Pablo and Kian both used similar triangles. This is Pablo's work:

(Figure 5) shows the diagram. The segments from the tips of the equilateral triangles to the opposite end of the baseline are equal.

This can be proven using congruent triangles. The two triangles in question are shown in (Figure 6). The biggest angle for both of them is 120 º (180 º for a straight line minus 60 º from the equilateral triangle).

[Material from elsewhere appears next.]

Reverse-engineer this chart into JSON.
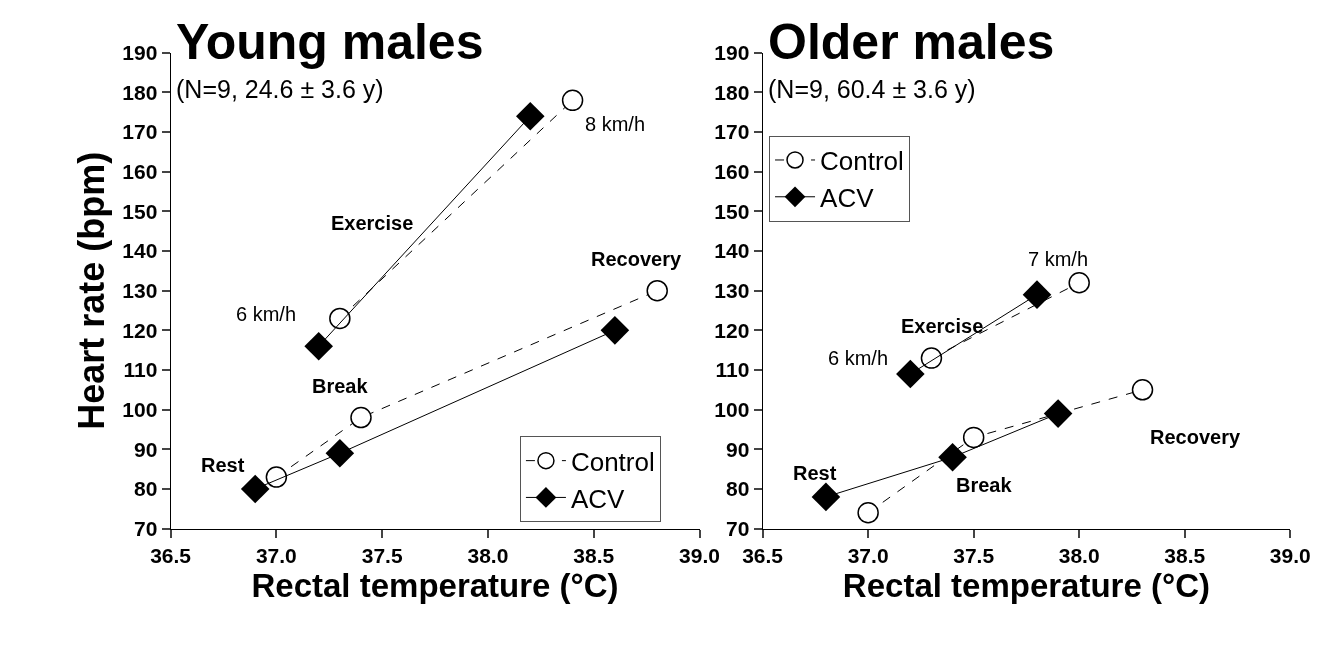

They share two sides, from the two equilateral triangles.

Therefore the triangles are congruent and so the last side for each is equal.

This problem can also be solved using Pythagoras' Theorem, as shown below.

Let the side length of the large equilateral triangle be $a$, and the side length of the small equilateral triangle be $b$.

Take the large equilateral triangle:

Using Pythagoras, we find that the perpendicular height of the larger triangle is

$$\sqrt{a^2 - (\frac{1}{2} a)^2} = \frac{\sqrt{3}}{2}a.$$

Now take the triangle with the blue line as the hypotenuse:

By Pythagoras again, we find that the length of the blue line is given by

$$\textrm{blue line} = \sqrt{\frac{3}{4}a^2 + (\frac{1}{2}a+b)^2} = \sqrt{a^2 + ab + b^2}.$$

Similarly, the perpendicular height of the smaller equilateral triangle is

$$\sqrt{b^2 - (\frac{1}{2} b)^2} = \frac{\sqrt{3}}{2}b.$$

And so we can take the triangle with the red line as the hypotenuse:

to give that the length of the red line is

$$\textrm{red line} = \sqrt{(a+\frac{1}{2}b)^2 + \frac{3}{4}b^2} = \sqrt{a^2 + ab + b^2}.$$

So the red and blue lines are the same length.